Load this reference during the line-by-line review step. Use the category lists to structure your reading and ensure nothing slips through. Each category corresponds to a class of defect that surfaces repeatedly in production code.

## Correctness

- Edge cases (null, empty, boundary values, concurrent access)
- Error paths (are failures handled or swallowed?)
- Type safety (implicit conversions, `any` types, unchecked casts)
- New enum/status/type values — trace through ALL consumers (switch/case, filter arrays, allowlists). Read code outside the diff. Missing handler = wrong default at runtime.

## Maintainability & Readability

- Naming — variables, functions, and classes convey purpose without needing surrounding context
- Function length — long functions that force scrolling; prefer extractable blocks with clear names.
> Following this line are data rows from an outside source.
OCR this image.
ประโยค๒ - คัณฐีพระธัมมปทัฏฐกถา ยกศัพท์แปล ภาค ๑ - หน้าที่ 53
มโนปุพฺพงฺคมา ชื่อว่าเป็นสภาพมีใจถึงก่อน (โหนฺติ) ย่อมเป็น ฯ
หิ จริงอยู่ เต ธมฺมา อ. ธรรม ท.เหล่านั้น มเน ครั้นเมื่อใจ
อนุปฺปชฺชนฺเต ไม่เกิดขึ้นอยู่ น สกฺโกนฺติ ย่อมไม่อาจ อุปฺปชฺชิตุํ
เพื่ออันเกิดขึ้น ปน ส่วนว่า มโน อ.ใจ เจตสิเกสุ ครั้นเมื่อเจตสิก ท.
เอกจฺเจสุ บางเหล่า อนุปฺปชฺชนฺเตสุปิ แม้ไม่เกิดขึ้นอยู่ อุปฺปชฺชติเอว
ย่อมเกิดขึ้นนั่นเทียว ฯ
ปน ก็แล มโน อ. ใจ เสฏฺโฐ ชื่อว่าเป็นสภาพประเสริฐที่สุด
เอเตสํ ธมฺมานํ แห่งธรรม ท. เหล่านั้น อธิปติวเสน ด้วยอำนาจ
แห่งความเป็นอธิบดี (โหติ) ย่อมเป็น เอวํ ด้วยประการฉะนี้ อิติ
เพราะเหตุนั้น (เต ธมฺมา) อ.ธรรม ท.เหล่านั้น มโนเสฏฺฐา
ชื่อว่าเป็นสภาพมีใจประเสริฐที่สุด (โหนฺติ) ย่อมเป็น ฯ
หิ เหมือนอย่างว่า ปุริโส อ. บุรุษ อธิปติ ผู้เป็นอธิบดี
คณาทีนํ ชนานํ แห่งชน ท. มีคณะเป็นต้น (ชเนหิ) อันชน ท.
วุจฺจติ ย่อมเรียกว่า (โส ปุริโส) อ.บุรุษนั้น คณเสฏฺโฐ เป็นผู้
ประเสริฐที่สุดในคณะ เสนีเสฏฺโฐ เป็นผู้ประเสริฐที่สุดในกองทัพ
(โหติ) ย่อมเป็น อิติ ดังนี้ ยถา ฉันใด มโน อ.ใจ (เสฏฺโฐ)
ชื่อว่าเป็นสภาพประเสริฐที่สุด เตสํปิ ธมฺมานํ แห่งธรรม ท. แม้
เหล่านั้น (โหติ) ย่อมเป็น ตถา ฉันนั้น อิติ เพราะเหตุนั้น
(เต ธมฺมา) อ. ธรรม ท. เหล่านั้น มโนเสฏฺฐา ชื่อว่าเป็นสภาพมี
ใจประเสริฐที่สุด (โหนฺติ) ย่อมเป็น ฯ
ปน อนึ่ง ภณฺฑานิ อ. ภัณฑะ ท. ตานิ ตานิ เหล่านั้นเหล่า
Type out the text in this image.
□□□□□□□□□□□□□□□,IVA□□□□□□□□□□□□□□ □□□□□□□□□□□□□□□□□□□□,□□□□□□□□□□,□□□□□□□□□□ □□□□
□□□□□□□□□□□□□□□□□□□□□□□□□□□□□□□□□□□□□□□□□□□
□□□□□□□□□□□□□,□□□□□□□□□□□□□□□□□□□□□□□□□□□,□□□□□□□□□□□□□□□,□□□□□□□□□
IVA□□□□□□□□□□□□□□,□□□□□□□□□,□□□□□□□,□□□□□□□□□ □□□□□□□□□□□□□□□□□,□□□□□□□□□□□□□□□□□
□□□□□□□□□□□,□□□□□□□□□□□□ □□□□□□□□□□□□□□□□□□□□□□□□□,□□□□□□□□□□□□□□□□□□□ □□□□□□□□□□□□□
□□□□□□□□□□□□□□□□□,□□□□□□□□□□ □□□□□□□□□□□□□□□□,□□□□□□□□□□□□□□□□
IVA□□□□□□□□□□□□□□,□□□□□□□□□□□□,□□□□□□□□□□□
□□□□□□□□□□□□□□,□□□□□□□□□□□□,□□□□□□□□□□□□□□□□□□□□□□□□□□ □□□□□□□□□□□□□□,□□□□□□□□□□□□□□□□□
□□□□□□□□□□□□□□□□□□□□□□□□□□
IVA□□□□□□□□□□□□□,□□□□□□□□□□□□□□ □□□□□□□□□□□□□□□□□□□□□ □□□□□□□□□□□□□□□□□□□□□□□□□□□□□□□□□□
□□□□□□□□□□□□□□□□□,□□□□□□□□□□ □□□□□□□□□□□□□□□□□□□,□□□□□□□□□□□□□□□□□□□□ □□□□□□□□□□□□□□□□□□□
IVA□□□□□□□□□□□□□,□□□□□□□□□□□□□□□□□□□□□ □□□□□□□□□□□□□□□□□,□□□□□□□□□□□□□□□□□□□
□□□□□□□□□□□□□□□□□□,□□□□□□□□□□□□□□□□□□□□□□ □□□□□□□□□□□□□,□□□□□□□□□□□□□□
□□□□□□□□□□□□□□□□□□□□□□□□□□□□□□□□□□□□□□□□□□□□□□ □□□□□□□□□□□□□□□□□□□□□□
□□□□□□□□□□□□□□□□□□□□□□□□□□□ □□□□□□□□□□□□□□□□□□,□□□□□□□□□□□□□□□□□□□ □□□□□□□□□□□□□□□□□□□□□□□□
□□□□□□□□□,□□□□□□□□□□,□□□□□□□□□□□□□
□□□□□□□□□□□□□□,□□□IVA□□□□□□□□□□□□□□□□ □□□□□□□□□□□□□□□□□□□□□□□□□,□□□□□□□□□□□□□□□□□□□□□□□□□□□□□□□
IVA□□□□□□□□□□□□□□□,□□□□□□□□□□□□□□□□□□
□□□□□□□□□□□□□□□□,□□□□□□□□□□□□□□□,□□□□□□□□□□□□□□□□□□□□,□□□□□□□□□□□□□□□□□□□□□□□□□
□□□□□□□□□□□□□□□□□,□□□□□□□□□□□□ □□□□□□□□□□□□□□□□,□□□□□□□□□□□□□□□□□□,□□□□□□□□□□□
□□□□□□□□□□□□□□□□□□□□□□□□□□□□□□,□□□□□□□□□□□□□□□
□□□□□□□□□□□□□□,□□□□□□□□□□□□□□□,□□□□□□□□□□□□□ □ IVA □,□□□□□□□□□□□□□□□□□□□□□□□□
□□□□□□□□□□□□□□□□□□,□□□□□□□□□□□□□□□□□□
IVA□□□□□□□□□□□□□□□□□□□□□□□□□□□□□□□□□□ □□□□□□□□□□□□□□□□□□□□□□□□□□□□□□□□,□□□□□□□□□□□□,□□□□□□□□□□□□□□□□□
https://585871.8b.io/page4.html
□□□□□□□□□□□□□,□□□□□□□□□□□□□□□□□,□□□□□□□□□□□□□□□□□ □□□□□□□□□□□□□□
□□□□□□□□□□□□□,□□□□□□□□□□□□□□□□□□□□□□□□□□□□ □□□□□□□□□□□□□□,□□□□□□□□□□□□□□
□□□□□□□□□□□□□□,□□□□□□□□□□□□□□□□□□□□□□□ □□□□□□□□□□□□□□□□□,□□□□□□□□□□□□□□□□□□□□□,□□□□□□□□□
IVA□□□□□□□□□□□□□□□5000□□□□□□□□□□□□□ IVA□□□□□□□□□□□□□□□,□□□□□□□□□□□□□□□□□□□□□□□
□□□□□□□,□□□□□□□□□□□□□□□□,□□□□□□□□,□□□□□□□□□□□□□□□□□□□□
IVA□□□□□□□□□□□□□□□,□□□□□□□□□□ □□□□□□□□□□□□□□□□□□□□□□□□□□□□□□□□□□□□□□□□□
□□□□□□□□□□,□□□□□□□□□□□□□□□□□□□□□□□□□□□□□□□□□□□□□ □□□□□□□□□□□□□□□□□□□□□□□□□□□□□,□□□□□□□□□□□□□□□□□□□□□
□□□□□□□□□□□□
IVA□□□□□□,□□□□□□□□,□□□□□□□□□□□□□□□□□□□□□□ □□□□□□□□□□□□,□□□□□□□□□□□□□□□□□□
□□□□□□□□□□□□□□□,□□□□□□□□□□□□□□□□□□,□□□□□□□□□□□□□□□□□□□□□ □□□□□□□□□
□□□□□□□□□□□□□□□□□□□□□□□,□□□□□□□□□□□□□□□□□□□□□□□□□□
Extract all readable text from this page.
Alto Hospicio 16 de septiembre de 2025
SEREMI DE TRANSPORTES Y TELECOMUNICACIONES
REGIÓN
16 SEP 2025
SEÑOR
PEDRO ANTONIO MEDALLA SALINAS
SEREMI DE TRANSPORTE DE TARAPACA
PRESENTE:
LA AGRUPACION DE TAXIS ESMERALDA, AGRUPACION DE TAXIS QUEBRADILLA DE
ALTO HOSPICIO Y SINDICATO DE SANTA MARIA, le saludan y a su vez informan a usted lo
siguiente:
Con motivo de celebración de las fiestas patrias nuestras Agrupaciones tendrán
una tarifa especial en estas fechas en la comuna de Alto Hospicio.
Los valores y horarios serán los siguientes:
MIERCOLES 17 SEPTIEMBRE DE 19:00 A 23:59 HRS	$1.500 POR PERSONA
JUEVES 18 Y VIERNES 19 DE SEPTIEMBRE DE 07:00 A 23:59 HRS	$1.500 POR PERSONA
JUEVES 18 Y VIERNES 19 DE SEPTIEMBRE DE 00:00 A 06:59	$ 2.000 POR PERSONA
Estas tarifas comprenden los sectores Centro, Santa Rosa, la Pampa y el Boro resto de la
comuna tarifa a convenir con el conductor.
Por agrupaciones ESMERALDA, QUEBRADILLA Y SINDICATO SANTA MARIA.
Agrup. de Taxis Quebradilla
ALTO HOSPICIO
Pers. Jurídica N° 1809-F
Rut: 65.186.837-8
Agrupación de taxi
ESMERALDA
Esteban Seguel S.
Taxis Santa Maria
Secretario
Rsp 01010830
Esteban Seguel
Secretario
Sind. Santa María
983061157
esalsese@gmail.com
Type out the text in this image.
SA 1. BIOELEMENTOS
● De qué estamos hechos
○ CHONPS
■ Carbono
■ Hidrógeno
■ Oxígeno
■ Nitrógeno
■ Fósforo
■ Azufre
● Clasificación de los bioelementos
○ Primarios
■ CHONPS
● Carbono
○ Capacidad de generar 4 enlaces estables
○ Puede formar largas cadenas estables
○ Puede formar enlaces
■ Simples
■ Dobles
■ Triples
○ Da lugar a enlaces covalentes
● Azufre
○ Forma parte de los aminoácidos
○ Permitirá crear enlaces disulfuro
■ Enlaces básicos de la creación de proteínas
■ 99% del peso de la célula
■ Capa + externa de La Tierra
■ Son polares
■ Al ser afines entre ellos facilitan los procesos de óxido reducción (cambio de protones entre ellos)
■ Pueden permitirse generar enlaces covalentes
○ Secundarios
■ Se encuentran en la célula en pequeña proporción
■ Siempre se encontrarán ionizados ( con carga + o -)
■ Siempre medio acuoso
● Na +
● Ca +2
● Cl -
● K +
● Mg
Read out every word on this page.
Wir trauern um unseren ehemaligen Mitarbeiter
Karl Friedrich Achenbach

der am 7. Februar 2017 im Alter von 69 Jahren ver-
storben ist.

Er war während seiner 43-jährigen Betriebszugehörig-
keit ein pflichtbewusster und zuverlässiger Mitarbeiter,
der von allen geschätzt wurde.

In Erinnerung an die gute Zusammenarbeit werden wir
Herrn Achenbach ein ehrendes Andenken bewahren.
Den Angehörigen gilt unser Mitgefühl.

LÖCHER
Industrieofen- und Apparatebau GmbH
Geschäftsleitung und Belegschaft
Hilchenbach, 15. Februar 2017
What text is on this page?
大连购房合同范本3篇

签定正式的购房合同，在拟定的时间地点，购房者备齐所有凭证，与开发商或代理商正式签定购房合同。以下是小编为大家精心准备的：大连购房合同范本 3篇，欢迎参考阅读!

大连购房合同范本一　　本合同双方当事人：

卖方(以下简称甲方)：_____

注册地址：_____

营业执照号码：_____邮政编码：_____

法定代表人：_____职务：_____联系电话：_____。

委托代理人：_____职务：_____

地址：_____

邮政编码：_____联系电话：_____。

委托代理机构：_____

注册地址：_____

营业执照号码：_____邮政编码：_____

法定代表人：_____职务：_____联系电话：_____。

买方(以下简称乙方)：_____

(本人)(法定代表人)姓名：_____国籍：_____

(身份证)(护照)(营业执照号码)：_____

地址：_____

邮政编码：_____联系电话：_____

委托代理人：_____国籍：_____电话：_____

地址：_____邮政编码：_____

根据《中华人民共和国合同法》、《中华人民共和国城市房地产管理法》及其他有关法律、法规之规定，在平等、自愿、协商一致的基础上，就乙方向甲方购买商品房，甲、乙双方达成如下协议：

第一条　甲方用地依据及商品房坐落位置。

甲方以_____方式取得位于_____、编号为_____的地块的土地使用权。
Split by responsibility, not line count
- Nesting depth — more than 3 levels of indentation signals a need for early returns, guard clauses, or extraction
- Comment quality — comments explain WHY (constraints, workarounds, non-obvious decisions), not WHAT. Flag comments that restate code or will rot as the code changes
- God classes / SRP violations — class with unrelated responsibilities. Split into focused classes
- Leaky abstractions — implementation details exposed in interfaces or public APIs

## Performance

- N+1 queries (loop with query per item — use batch/join instead)
- Unbounded collections (arrays/maps without size limits)
- Missing indexes on queried columns

## Adversarial (red-team pass)

- Silent failures — `.catch(() => [])` or log-and-forget patterns that swallow errors and return success
- Trust assumption exploits — frontend-validated data not re-validated on the backend; internal service inputs treated as trusted
- Edge cases under pressure — max input size, zero items, first-run-ever, double-click within 100ms, concurrent identical requests
- Partial completion — operations that can crash mid-way leaving state inconsistent (no rollback, no cleanup)

## AI-generated code lens

Apply when the code is LLM-authored (most diffs are):

- **Over-engineering**: gratuitous defensive checks for cases the type system or framework already prevents; unnecessary abstraction for a single call site; premature generalization of one concrete case into a generic utility
- **Defensive noise**: `try/catch` around operations that cannot throw; null checks on values the signature guarantees non-null; input validation on internal code boundaries already validated upstream
- **Cost bloat**: long chains of model-cost-inducing work (recursive agent dispatch, per-item API calls, unbounded loops) where a single batch or deterministic routine would suffice
- **Scope drift**: "while I'm here" edits to unrelated files; rename refactors piggybacking on a bug fix; formatting churn that dwarfs the real change

Flag these as simplification findings, not bugs. The fix is usually deletion, not addition. For a deeper YAGNI pass on an AI-heavy diff, dispatch `ia-code-simplicity-reviewer` — its six named traps (while-I'm-here, for-future-flexibility, defensive-coding, modernization, consistency, cleanup) map onto this lens and produce a structured simplification report.